More about Irises and Moth

Contributor

Irises and Moth is just as original as it was when Kiitsu made it, with ink on a silk scroll, around 1850 CE.

The relationship between iris and moth stays relevant, especially if you're a gardener dealing with a case of parasitic iris borer moths, which you can fight with nematodes. There are two ways to display this scroll: you can mount it or you can attach knobs to it and hang it, which makes its overall size about three times the size of the image itself. As of this writing, the Met is not displaying it publicly, so they don't need to decide whether to show it in scroll mode or mounted mode. In keeping with the general movement of the Rimpa school in which he worked, Kiitsu has shown us a scene of irises and a moth removed from their environment, as if in a laboratory. This work is undated, like nearly all of his works, and signed with the name "Seisei," which means "spiritual refinement." Tsuji Nobuo has developed a system of dating Kiitsu works by his changing signatures; "Seisei" indicates that this is a late-career piece. 

By removing the background in which you might find such a scene, the artist is directing our attention toward the relationship between each of the elements of the work, rather than any individual, central, controlling influence. For example, what is the focal point of this work? Where are you supposed to look? The moth is a little too humble of a creature to be the star of the show, and it wavers at the periphery of the composition, unsure of itself. The flowers, like Kiitsu's Morning Glories and the earlier Rimpa work Ogata Korin's Irises, are evenly spaced, suggesting the influence of architecture. In fact, the late Mary Griggs Burke, who initially brought this piece from Japan to New York, became interested in Japanese art through her architectural work with Walter Gropius, who was working in Japan at the time and designing a house for her in the States. That's the beginning of the "long answer" she gives as to why she amassed such an enormous collection of Japanese art that she had to rent an entire Upper East Side apartment and hire a curatorial staff for it. Not many people can afford a view of central park, but Irises and Moth could. 

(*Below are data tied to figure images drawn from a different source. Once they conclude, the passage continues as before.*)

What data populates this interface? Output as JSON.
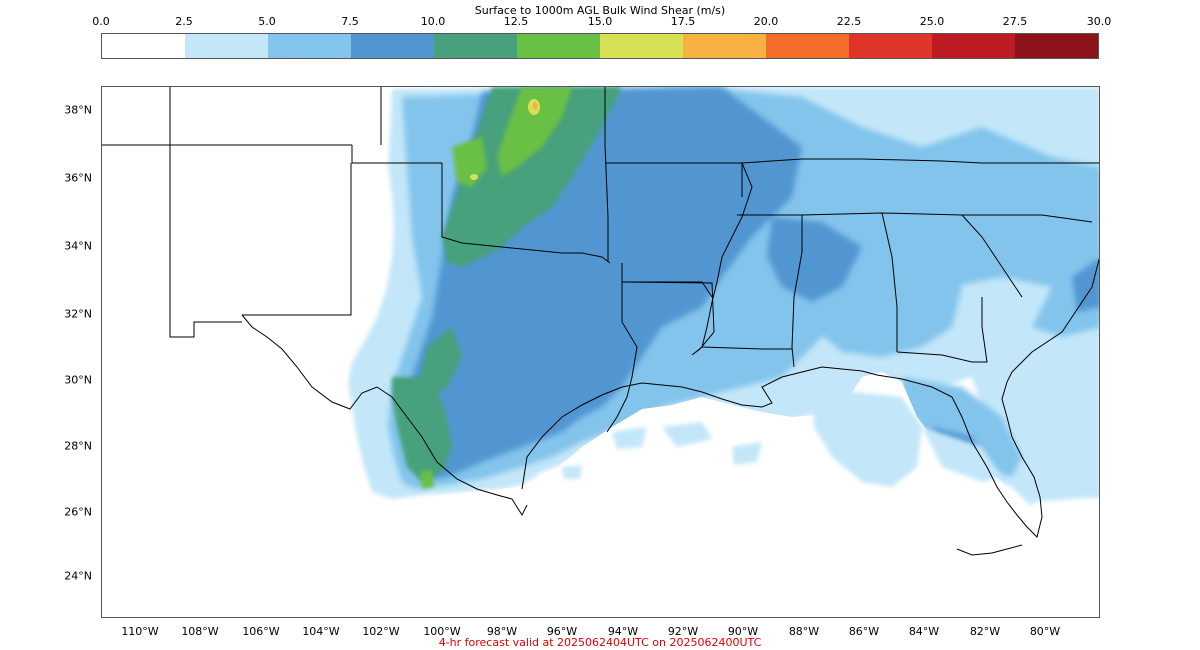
{
  "colorbar": {
    "title": "Surface to 1000m AGL Bulk Wind Shear (m/s)",
    "ticks": [
      "0.0",
      "2.5",
      "5.0",
      "7.5",
      "10.0",
      "12.5",
      "15.0",
      "17.5",
      "20.0",
      "22.5",
      "25.0",
      "27.5",
      "30.0"
    ],
    "colors": [
      "#ffffff",
      "#c3e7f9",
      "#83c4ec",
      "#5196d1",
      "#47a17c",
      "#6ac044",
      "#d8e156",
      "#f7b143",
      "#f26d2a",
      "#df3528",
      "#bc1b24",
      "#8c1319"
    ]
  },
  "map": {
    "lat_labels": [
      "38°N",
      "36°N",
      "34°N",
      "32°N",
      "30°N",
      "28°N",
      "26°N",
      "24°N"
    ],
    "lon_labels": [
      "110°W",
      "108°W",
      "106°W",
      "104°W",
      "102°W",
      "100°W",
      "98°W",
      "96°W",
      "94°W",
      "92°W",
      "90°W",
      "88°W",
      "86°W",
      "84°W",
      "82°W",
      "80°W"
    ]
  },
  "footer": {
    "text": "4-hr forecast valid at 2025062404UTC on 2025062400UTC"
  }
}
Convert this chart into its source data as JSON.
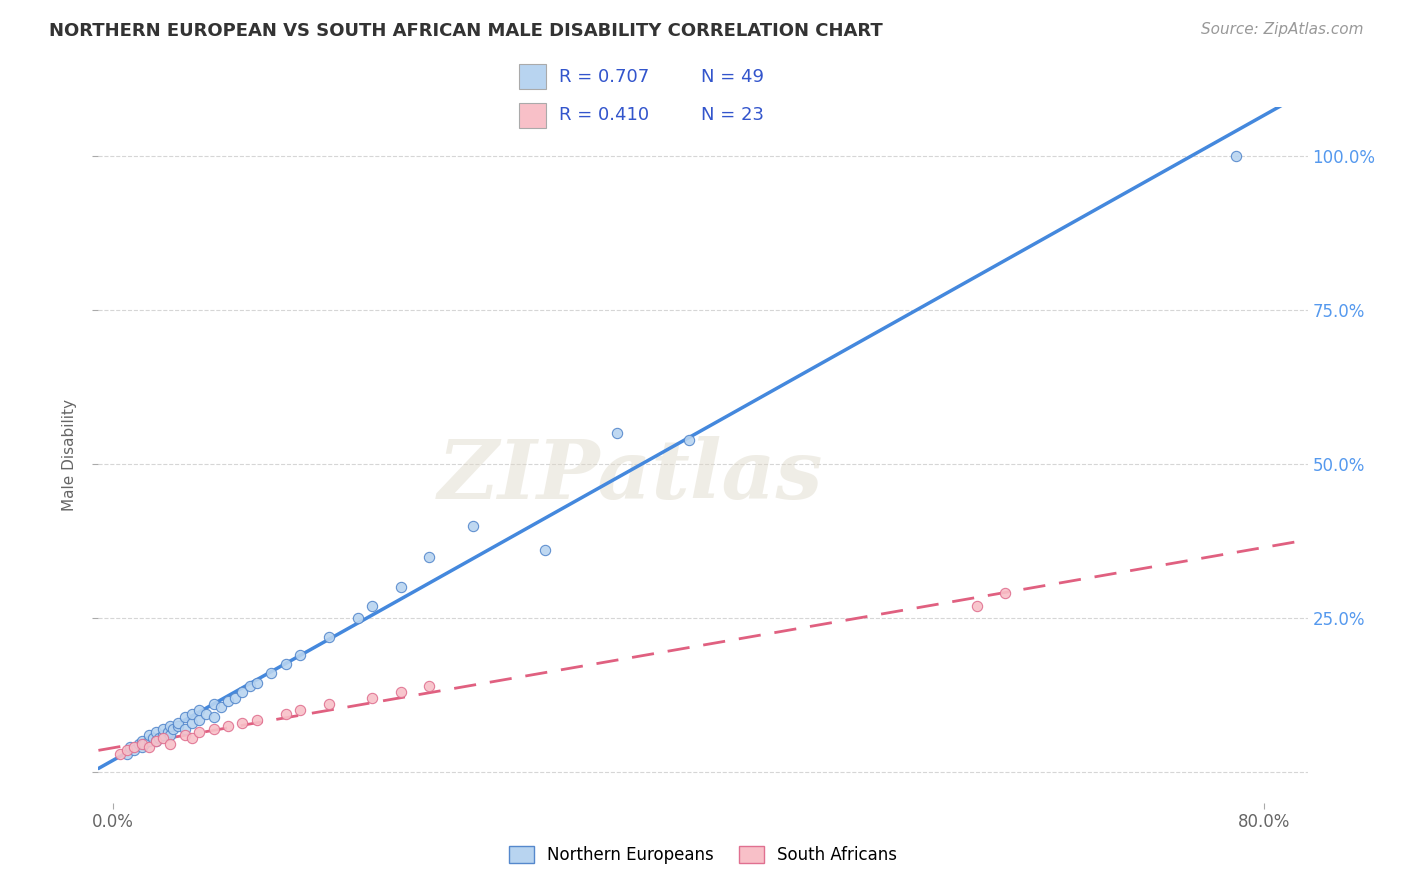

Burke's maternal grandfather, Crawford Livingston, was a Midwest railroad tycoon, or, in her words, a "robber baron." Once an emeritus trustee of the Met, Burke epitomizes Leo Castelli's maxim that great collectors are as rare as great artists. She was proud of her eccentricities—her famous "short answer" explaining her fascination with Japanese art, quoted in her New York Times obituary, is that "it's a deep neurotic need better left unanalyzed." Better for her, I guess. In the extended interview from which the Times pulls this quote, Burke says that she was interested in Japan partly because it was not yet a tourist attraction and, at that time in the mid-'50's, it was barely rebuilding after the devastating bombs that the U.S. dropped during the war. A student of the painter Bradley Walker Tomlin and the mythologist Joseph Campbell (famous for his "Hero's Journey" theory of literature), Burke married a typesetter and book designer the year after her first sojourn in Japan, of whom she said, "I've often accused him of marrying me for my house because he seemed to like it so much!"